Analysts believe that US president Donald Trump‘s aggressive attitude towards Iran, and the perception that he may be willing to support the creation of a Turkish-controlled safe zone in northern Syria, may also have played a role in the escalation of tensions between Tehran and Ankara.

“It looks like Erdogan realised Trump is going to be a lot more aggressive towards Iran compared to his predecessor, so he decided to act up against Tehran to secure US support for the safe zone,” Yesilada said.

Aydin added that Russia’s recent rapprochement with Turkey, and its disagreements with Iran over Syria may be significant in the future of Turkey’s relations with Iran. “Russia and Iran are having differences of opinion regarding the future of Syria,” he said. “Russia is viewing Assad as an ally, but is not insistent about him staying in his role as Syria’s president. Iran does not want Assad to go anywhere, but Russia, on the contrary, may easily sacrifice him.”

Yesilada believes that, “Russia is ready to get out of Syria. It is content with its victory on the ground. So it may choose not to be on Iran’s side to support Assad against Turkey.” 

Still, analysts point to the vast economic ties between the regional rivals and believe this will prevent a significant confrontation. 

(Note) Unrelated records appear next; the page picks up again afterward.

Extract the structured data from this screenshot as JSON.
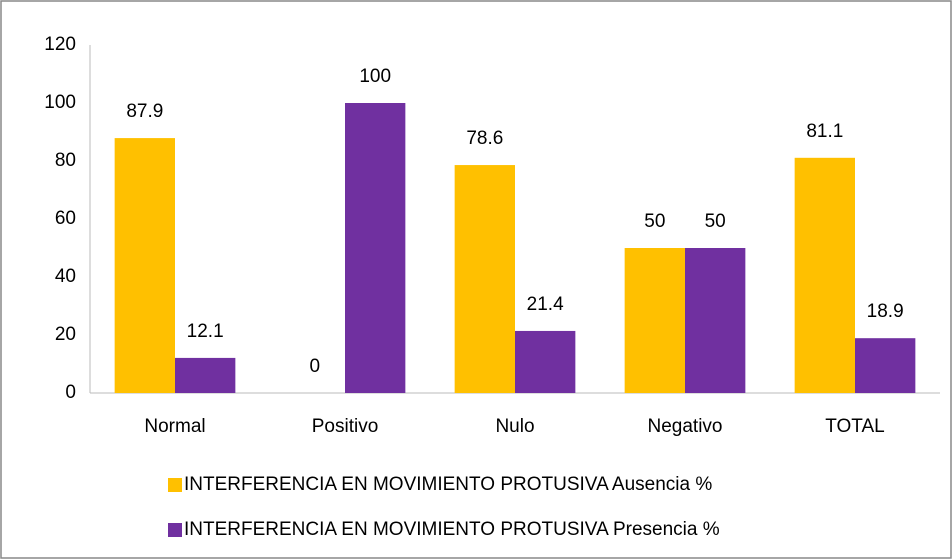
{
  "chart_data": {
    "type": "bar",
    "categories": [
      "Normal",
      "Positivo",
      "Nulo",
      "Negativo",
      "TOTAL"
    ],
    "series": [
      {
        "name": "INTERFERENCIA EN MOVIMIENTO PROTUSIVA Ausencia %",
        "color": "#ffc000",
        "values": [
          87.9,
          0,
          78.6,
          50,
          81.1
        ]
      },
      {
        "name": "INTERFERENCIA EN MOVIMIENTO PROTUSIVA Presencia %",
        "color": "#7030a0",
        "values": [
          12.1,
          100,
          21.4,
          50,
          18.9
        ]
      }
    ],
    "ylim": [
      0,
      120
    ],
    "yticks": [
      0,
      20,
      40,
      60,
      80,
      100,
      120
    ],
    "grid": false,
    "legend": "bottom"
  }
}
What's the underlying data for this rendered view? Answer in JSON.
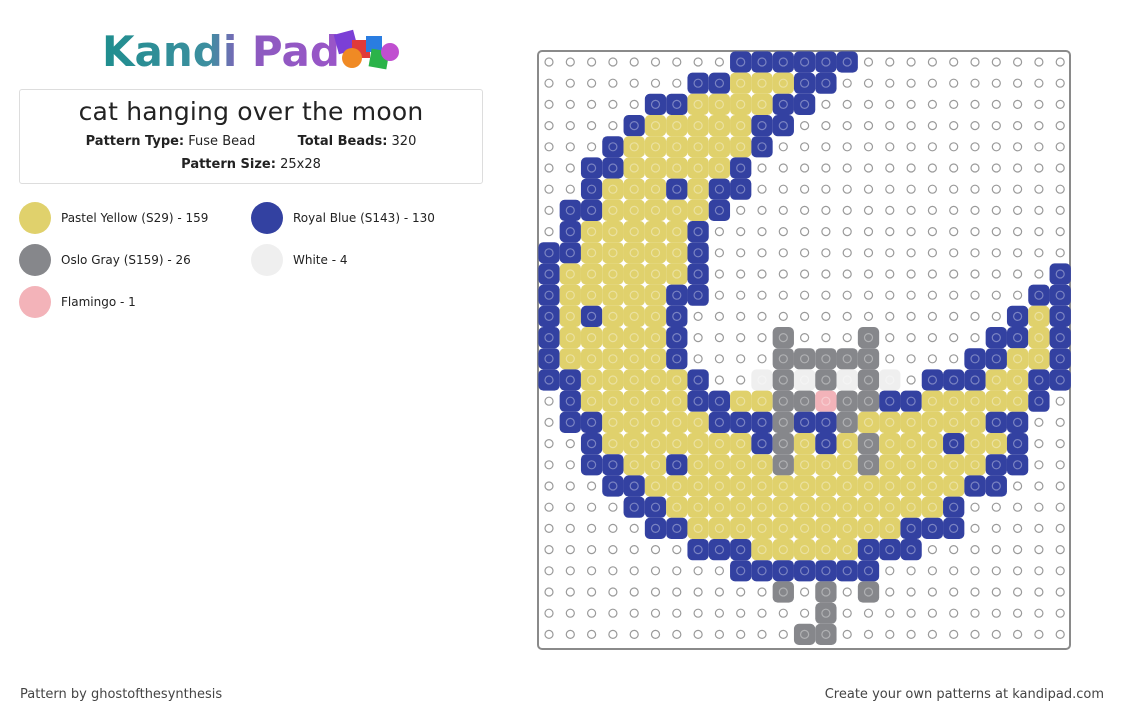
{
  "header": {
    "logo": "Kandi Pad"
  },
  "pattern": {
    "title": "cat hanging over the moon",
    "type_label": "Pattern Type:",
    "type_value": "Fuse Bead",
    "beads_label": "Total Beads:",
    "beads_value": "320",
    "size_label": "Pattern Size:",
    "size_value": "25x28"
  },
  "legend": [
    {
      "name": "Pastel Yellow (S29) - 159",
      "color": "#e0d16c"
    },
    {
      "name": "Royal Blue (S143) - 130",
      "color": "#3341a1"
    },
    {
      "name": "Oslo Gray (S159) - 26",
      "color": "#86878b"
    },
    {
      "name": "White - 4",
      "color": "#efefef"
    },
    {
      "name": "Flamingo - 1",
      "color": "#f3b3b9"
    }
  ],
  "footer": {
    "credit": "Pattern by ghostofthesynthesis",
    "promo": "Create your own patterns at kandipad.com"
  }
}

Aydin told Al Jazeera that, “90 percent of Iran’s natural gas exports go to Turkey and Turkey imports 20 percent of its natural gas from Iran. Regional politics may cause tensions between the two countries, but in the light of their strong economic ties, I don’t believe the recent escalation in diplomatic tensions is going to lead to a serious confrontation.”

Although he argued that Turkey may be ready to take the economic blow to protect its regional interests, Yesilada said that economic ties between the two countries “cannot be overlooked”.

“It is true that Turkey is buying a lot of natural gas from Iran, and given that the Islamic Republic does not care too much about the international law, it may decide to close down the valves to teach Ankara a lesson,” he said. 

He noted that Turkish businesses had been investing heavily in Iran following its nuclear deal with the US.  “Yet Turkey might still be willing to face any economic threat and do everything necessary to stop Iran from extending its influence further in the Middle East, because any other scenario will be politically too costly for the country.”